The stock has a price each day, what's the max profit is it possible to gain buying and selling the stock?
It shows a solution with O(n) as time complexity. It is implemented in Java.

You have an array in which the i'th element is the price of a stock on day 'i'. What is the maximum profit you can gain doing at most 1 transaction (buy once and sell once)?
Note that you cannot sell a stock before you buy one.

Example: array = [8 , 1 , 2 , 4 , 6 , 3]
                             0   1   2   3   4   5

The maximum profit is 5. If you buy on day 1 = 1 and sell on day 4 = 6.

A possible approach the would come to mind is to calculate for all elements combination and keep the highest profit.

Pseudo Code:

var highestProfit: 0;
For i = 0 to array.length
  j = i + 1;
  For j to array.length
    highestProfit = max(highestProfit, array[j] - array[i]);

We will get a time complexity like O(n ^ 2).

How to get a solution with O(n) as time complexity?
It is possible to use dynamic programming, identifying the logic that is possible to reuse.

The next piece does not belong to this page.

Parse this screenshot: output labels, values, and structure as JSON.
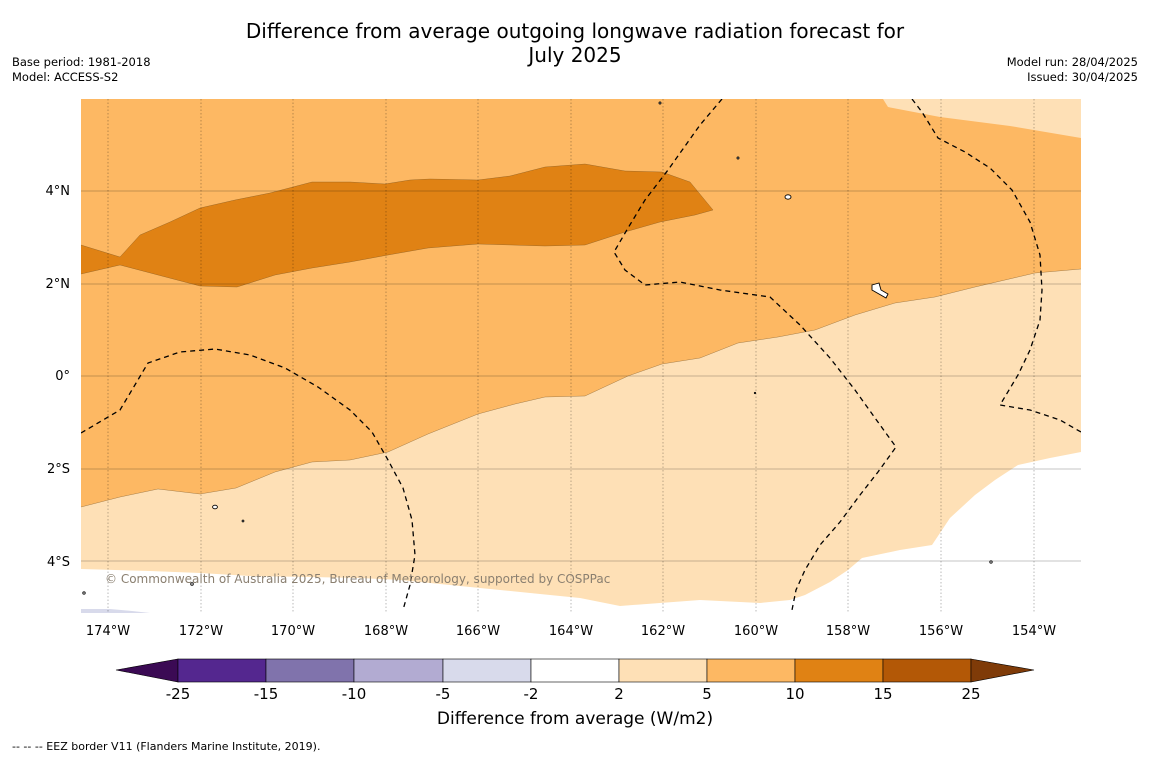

Let's take a look:

Some possibilities:

1. Buy on day 0=8 and sell on day 2=2 getting a loss of 6 units.
2. Buy on day 1=1 and sell on day 3=4 getting a profit of 3 units.
3. Buy on day 4=6 and sell on day 5=3 getting a loss of 3 units.
4. Buy on day 1=1 and sell on day 4=6 getting a profit of 5 units.

Important observations:

• It going to have a profit just if the buying price is lower than the selling price, in array words, the "i" element must be greater than the previous "i". Like in possibilities 2 and 4.
• The maximum profit is related to buy with the minimum price and sell it someday. In array words, it means that the profit related to "i" is the profit between "i" and the minimum price before i. Like in the possibility 4.

Pseudo Code:

var maxProfit = N/A; //Start with the minimum possible value
var minPrice = array[0];

For i = 1 to array.length
   minPrice = min(minPrice, array[i]); //Keep the minimum price until i
   if(prices[i] - minPrice > maxProfit)
       maxProfit = prices[i] - minPrice;